Charles Simonyi : biography

10 September 1948 -

Simonyi's residence in Medina, Washington, "Villa Simonyi", is a modern house designed by architect Wendell Lovett, where Simonyi displays his collection of paintings by Roy Lichtenstein and Victor Vasarely.


Early life in Hungary

Simonyi was born in Budapest, Hungary, the son of Károly Simonyi, a professor of electrical engineering at Technical University of Budapest. While in secondary school he worked part-time as a night watchman at a computer laboratory, overseeing a large Soviet Ural II mainframe. He took an interest in computing and learned to program from one of the laboratory's engineers. By the time he left school, he had learned to develop compilers and sold one of these to a government department. He presented a demonstration of his compiler to the members of a Danish computer trade delegation.

Denmark and USA

He was hired by Denmark's A/S Regnecentralen in 1966 and moved to the United States in 1968 to attend the University of California, Berkeley, where he earned his M.S. in Engineering Mathematics & Statistics in 1972.

Simonyi then went to Stanford University for graduate studies and was hired by Xerox PARC during its most productive period, working alongside luminaries such as Alan Kay, Butler Lampson, and Robert Metcalfe on the development of the Xerox Alto, one of the first personal computers. He and Lampson developed Bravo, the first WYSIWYG document preparation program, which became operational in 1974. He received his Ph.D. in computer science from Stanford in 1977 with a dissertation on a software project management technique called "metaprogramming". This approach sought to defeat Brooks' law by requiring all programmers to communicate through the manager rather than directly. Simonyi remained at PARC until 1981.

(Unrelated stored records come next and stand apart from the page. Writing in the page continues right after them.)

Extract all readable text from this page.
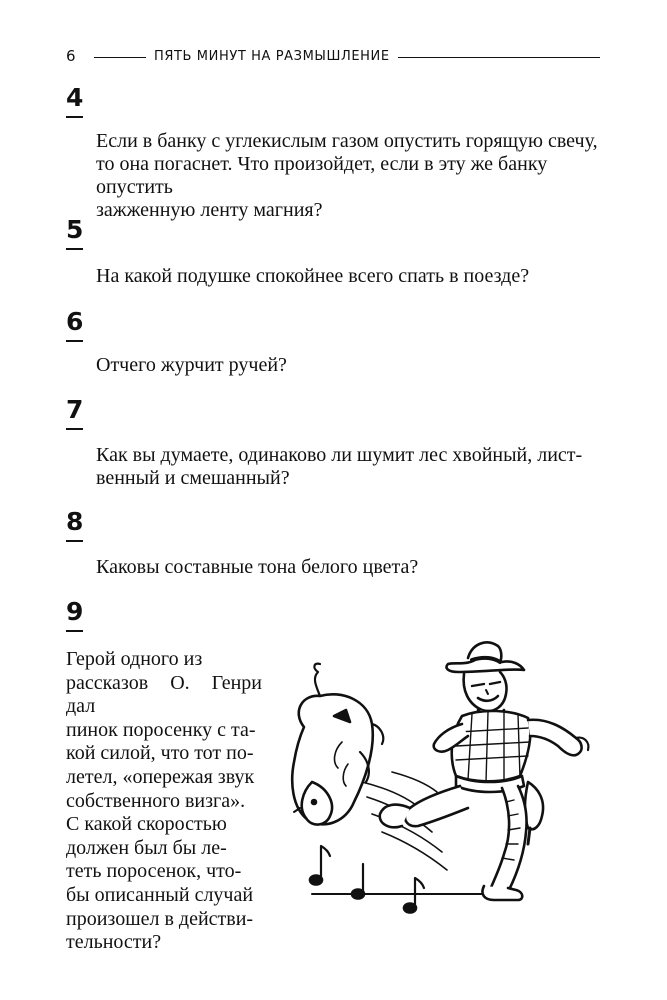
6	ПЯТЬ МИНУТ НА РАЗМЫШЛЕНИЕ
4

Если в банку с углекислым газом опустить горящую свечу,
то она погаснет. Что произойдет, если в эту же банку опустить
зажженную ленту магния?

5

На какой подушке спокойнее всего спать в поезде?

6

Отчего журчит ручей?

7

Как вы думаете, одинаково ли шумит лес хвойный, лист-
венный и смешанный?

8

Каковы составные тона белого цвета?

9

Герой одного из
рассказов О. Генри дал
пинок поросенку с та-
кой силой, что тот по-
летел, «опережая звук
собственного визга».
С какой скоростью
должен был бы ле-
теть поросенок, что-
бы описанный случай
произошел в действи-
тельности?
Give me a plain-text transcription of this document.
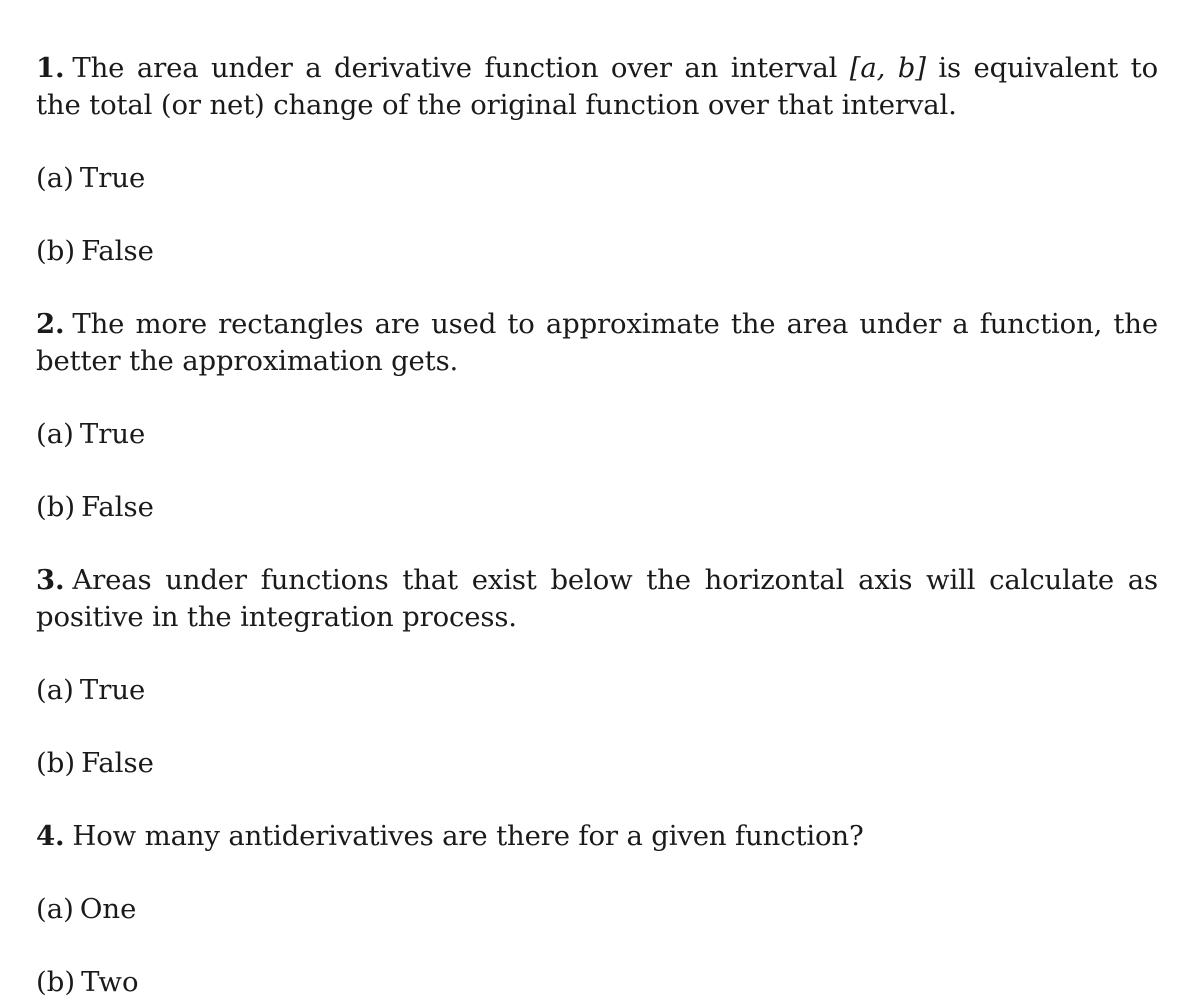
1. The area under a derivative function over an interval [a, b] is equivalent to the total (or net) change of the original function over that interval.

(a) True

(b) False

2. The more rectangles are used to approximate the area under a function, the better the approximation gets.

(a) True

(b) False

3. Areas under functions that exist below the horizontal axis will calculate as positive in the integration process.

(a) True

(b) False

4. How many antiderivatives are there for a given function?

(a) One

(b) Two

In 1981, at Metcalfe's suggestion, he applied directly to Paul Allen for a job at Microsoft. At the firm, Simonyi oversaw the development of what became its most profitable products, Word and Excel, as well as Excel's predecessor Multiplan. With Multiplan, Simonyi pursued a strategy called the "revenue bomb", whereby the product ran on a virtual machine that was ported to each platform. The resulting application was highly portable, although Simonyi did not foresee the rapid adoption of MS-DOS that made such efforts less important. Simonyi introduced to Microsoft the techniques of object-oriented programming that he had learned at Xerox. He developed the Hungarian notation convention for naming variables. These standards were originally part of his doctoral thesis. The Hungarian notation has been widely used inside Microsoft.

Intentional Software

Simonyi remained at Microsoft during its rapid rise in the software industry, becoming one of its highest-ranking developers. He left abruptly in 2002 to co-found, with business partner Gregor Kiczales, a company called Intentional Software. This company markets the intentional programming concepts Simonyi developed at Microsoft Research. Charles Simony in Google Scholar In this approach to software, a programmer first builds a toolbox specific to a given problem domain (such as life insurance). Domain experts, aided by the programmer, then describe the program's intended behavior in a What You See Is What You Get (WYSIWYG)-like manner. An automated system uses the program description and the toolbox to generate the final program. Successive changes are only done at the WYSIWYG level.

In 2004, Simonyi received the Wharton Infosys Business Transformation Award for the industry-wide impact of his innovative work in information technology.


Simonyi currently holds 11 patents


Simonyi has been an active philanthropist.

He has funded the establishment of three professorships:

  • In 1995, the Simonyi Professorship of the Public Understanding of Science at Oxford University, first held by Richard Dawkins 1995-2008, 2008–present Marcus du Sautoy
  • A Simonyi Professorship for Innovation in Teaching endowed chair at Stanford University, held by Eric S. Roberts 1997-2002
  • In 2005, as part of $25 million donation, a Simonyi Professorship of Mathematical Physics at the Institute for Advanced Study, held by Edward Witten 2005–present

In January 2004, Simonyi created the Charles Simonyi Fund for Arts and Sciences, through which Simonyi supports Seattle-area arts, science, and educational programs. As of May 2012, the Fund size was $75 million. Grant recipients have included the Seattle Symphony ($10 million), and the Seattle Public Library ($3 million), the Metropolitan Opera and the Juilliard School. In 2005, the Fund donated $25 million to the Institute for Advanced Study in Princeton, New Jersey.

In popular culture

Simonyi was portrayed by actor Brian Lester in the TV film Pirates of Silicon Valley.